Rsync Security

[mskenderian]

Iam trying to lock down my box while using rsync. Moving data from windows box to freenas. I am using DeltaCopy.

1) So making a new profile for the transfer, i notices, if anyone types in the boxes hostname, they can see all the rsync module i have created (i dont like this).

2) I setup user auth. works great. but i need to create a file on the local disk. with the username and passwords. and at restart, the files are gone. FreeNAS wiki says to look at additional parameters from rsyncd.conf(5). which states i need to add secrets file = /etc/rsyncd.secrets. so one issue is that on restart my newly created secrets file is gone. plus i dont even care for the auth rsync uses, because they state

"The authentication protocol used in rsync is a 128 bit MD4 based challenge response system." rather do SSH.

3) Another Issues under the rsync module settings for Hosts Deny it says

"This option is a comma, space, or tab delimited set of host which are NOT permitted to access this module. Where the lists conflict, the allow list takes precedence.
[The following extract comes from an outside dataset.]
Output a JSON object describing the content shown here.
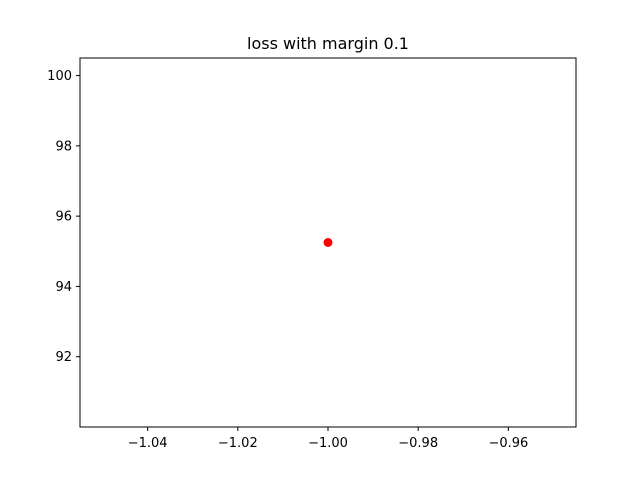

In the event that it is necessary to deny all by default, use the keyword ALL (or the netmask 0.0.0.0/0) and then explicitly specify to the hosts allow parameter those hosts that should be permitted access. Leave this field empty to use default settings"

The keyword ALL does not work. I dont know if its a bug, or a typo. but 0.0.0.0/0 does work.

4) Given the weak security of the user auth. I rather setup rsync via SSH. and only SSH. How can i set this up while blocking anyone trying to connect to rsync without ssh?

Summary of Issues:
1) anyone can see my module names from with in the network.
2) Rsync Auth doesnt work cuase the secrets file gets delete on restart
3) Hosts Deny keyword ALL does not work as stated in the tool tip windows in freenas (0.0.0.0/0 works)
4) how can i deny all access expect if they are connect via SSH

 

[dlavigne]

2) I setup user auth. works great. but i need to create a file on the local disk. with the username and passwords. and at restart, the files are gone. FreeNAS wiki says to look at additional parameters from rsyncd.conf(5). which states i need to add secrets file = /etc/rsyncd.secrets. so one issue is that on restart my newly created secrets file is gone. plus i dont even care for the auth rsync uses, because they state

Please add a comment to http://support.freenas.org/ticket/395 to let the devs know that this is still an issue.

 

[delphij]

Iam trying to lock down my box while using rsync. Moving data from windows box to freenas. I am using DeltaCopy.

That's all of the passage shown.